Wednesday, June 23, 2010

Baking orange bread

It all started with Valencia oranges sent from my sister, Christine, to Mom for Mother's Day.

Valencia oranges are rather large and very, very juicy. So when Mom attempted to peel them, she found the skin too tough to peel away, but assumed she could just cut them in half and then in quarters and eat them that way. She had orange juice dripping down her arms.

So she asked if I wanted them. Well, of course, I did. Living on Social Security is making a scrooge out of me and I figured there must be a way I could get all the nutrition and value out of a dozen free oranges.

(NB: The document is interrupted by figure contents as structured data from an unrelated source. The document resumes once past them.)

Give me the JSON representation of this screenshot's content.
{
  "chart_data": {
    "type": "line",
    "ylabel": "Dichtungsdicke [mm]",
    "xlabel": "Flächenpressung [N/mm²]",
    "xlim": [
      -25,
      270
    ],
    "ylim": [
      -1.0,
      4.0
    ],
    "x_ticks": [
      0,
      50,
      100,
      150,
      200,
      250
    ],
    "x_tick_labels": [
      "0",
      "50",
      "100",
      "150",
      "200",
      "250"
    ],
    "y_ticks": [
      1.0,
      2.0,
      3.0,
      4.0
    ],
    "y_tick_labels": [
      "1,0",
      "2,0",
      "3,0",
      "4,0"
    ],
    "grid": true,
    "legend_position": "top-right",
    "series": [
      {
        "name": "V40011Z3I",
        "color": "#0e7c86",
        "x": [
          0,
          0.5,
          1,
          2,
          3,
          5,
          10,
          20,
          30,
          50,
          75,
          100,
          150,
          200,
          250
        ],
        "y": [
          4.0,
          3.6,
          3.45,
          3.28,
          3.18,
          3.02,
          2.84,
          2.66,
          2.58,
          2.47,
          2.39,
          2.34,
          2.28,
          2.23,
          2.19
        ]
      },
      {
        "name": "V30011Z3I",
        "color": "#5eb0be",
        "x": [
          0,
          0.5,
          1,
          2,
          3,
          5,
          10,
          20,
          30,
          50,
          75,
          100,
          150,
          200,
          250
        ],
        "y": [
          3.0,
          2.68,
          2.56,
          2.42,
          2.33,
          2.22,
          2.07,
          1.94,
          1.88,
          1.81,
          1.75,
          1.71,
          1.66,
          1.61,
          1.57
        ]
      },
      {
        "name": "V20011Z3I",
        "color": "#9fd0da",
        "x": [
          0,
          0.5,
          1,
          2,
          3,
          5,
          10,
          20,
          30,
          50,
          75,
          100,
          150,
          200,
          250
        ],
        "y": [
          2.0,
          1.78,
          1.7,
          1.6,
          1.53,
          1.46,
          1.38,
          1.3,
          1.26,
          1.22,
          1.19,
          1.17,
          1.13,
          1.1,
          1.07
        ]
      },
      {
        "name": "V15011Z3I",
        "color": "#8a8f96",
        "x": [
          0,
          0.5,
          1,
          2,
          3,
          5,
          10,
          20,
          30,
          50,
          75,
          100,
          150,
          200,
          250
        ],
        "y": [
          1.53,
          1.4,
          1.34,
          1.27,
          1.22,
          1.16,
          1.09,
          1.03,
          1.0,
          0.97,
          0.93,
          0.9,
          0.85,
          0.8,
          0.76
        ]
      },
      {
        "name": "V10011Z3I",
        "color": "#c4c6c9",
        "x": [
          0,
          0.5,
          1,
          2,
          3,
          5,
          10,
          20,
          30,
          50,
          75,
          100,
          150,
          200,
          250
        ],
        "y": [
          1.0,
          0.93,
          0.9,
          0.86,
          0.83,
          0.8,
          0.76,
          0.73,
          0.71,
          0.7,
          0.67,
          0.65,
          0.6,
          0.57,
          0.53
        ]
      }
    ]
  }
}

First, I juiced them. I got the most wonderful glass of juice I ever tasted, and a sore wrist from all the squeezing. Then I looked at the 24 half-shells and thought, hmmmm, I should zest these and freeze the zest for later uses. How frugal is that?

And then I thought of Ruth Stephens' orange bread, calling for a cup of finely chopped orange peel, cooked with sugar to make a wonderful syrup.

"Miss Stephens" (we never called her anything else) was a teacher at Summit Academy, a private girls' school, and our neighbor on Lincoln Avenue as I was growing up. The day we moved into our "new" home (in 1953), Miss Stephens brought a loaf of orange bread to my Mom as a welcome to the neighborhood gift.

She always looked the same. She wore her hair pulled back in a bun and wore sensible shoes and plain clothes. She lived in a huge two-story home that was sparsely furnished and austere looking. She worked in her garden and her lawn was meticulous. She baked molasses cookies. And she was the most interesting person. We were fortunate to have her as a neighbor and friend all those years.

So it is Miss Stephens' orange bread recipe that is baking in my oven today. I wish I could transfer the aroma right into this blog for you.